It's probably a testament to the makeup artists of Jay Roach's Fox News docudrama “Bombshell” that the movie opens with a disclaimer announcing that the people depicted within are played by actors. Films don't ordinarily require a heads up that that's, you know, Charlize Theron.

But “Bombshell” is a savvy and flashy kind of docudrama that trades equally on recent headlines as it does the star power of its cast. Roach has a light hand with topical political stories (“Recount,” “Game Change”), as does screenwriter Charles Randolph, who co-wrote “The Big Short.” In “Bombshell,” they combine their breezy style with a powerhouse cast for a colorful TV-styled dramatization that — despite the disclaimer — verges more on caricature than verisimilitude.

“Bombshell” depicts the corporate culture of sexual harassment at Fox News through the perspectives of three women: star anchor Megyn Kelly (a husky-voiced Theron, almost unrecognizable), “Fox & Friends” star Gretchen Carlson (Nicole Kidman) and a fictional composite associate producer named Katya Pospisil (Margot Robbie). This is the story behind the toppling of Roger Ailes (played by John Lithgow, in a fat suit), who after events kicked off by Carlson's 2016 sexual harassment lawsuit against him, was eventually ousted from the network he had long ruled as a powerful media fiefdom and, as it turned out, a personal harem.

The fallout at Fox News came before Harvey Weinstein's downfall but it also, as a #MeToo drama, had a sensational backdrop. Fox News was never anyone's idea of a natural battleground on women's rights. And “Bombshell” delights in going inside Fox News' Manhattan studios and teasing out how this reckoning reverberated within what many in Hollywood would consider the belly of the beast.

Roach's camera snakes through those offices, capturing how the predatory climate filtered down through the newsroom's power structure. As a workplace drama, it's quite successful. We get a sense of whispers and rumors and careless misogyny everywhere. When the hopeful Katya, aspiring to become an on-air talent, goes into Ailes' office to meet him and is soon told to hike up her dress, we arrive at the ugly source of the toxicity.

Each of the three women bear the burden of abuse in various ways, largely unaware that others share in their predicament. And they, or at least the veteran TV personalities, are accustomed to being played against each other in competition for time slots and ratings. The best thing about “Bombshell” is how it captures just how difficult it is for each to come forward. At a network like Fox News, it means a kind of rejection of its entire culture. It means damaging one's own career. It means going against what they, themselves, have often stood for.
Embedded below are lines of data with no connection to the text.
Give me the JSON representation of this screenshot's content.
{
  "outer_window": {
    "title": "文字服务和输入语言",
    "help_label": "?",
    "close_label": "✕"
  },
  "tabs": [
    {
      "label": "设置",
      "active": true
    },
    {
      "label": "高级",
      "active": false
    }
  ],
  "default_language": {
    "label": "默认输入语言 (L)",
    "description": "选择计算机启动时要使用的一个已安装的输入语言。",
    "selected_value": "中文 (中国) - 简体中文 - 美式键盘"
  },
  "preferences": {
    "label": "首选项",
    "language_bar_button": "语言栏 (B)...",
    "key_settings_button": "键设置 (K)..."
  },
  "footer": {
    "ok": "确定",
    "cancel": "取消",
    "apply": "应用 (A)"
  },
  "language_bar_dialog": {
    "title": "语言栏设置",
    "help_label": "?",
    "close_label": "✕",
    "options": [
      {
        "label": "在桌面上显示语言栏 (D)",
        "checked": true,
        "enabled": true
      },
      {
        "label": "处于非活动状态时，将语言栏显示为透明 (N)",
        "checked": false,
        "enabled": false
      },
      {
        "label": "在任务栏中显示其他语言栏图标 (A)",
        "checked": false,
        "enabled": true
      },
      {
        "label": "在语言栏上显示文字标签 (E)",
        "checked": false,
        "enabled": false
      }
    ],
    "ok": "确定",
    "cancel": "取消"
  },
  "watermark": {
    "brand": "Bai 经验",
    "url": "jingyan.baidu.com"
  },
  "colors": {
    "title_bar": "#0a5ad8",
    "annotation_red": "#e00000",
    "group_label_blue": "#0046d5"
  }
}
That makes their story heroic but complicated. “Bombshell” is better at the hero part than the complications. Roach isn't quite invested in reconciling what it means to have a protagonist like Kelly who, among other things, was last year fired from NBC for defending blackface. “Bombshell” makes some gestures to Kelly's complicity, but it mostly focuses on the unknowing solidarity between these three women.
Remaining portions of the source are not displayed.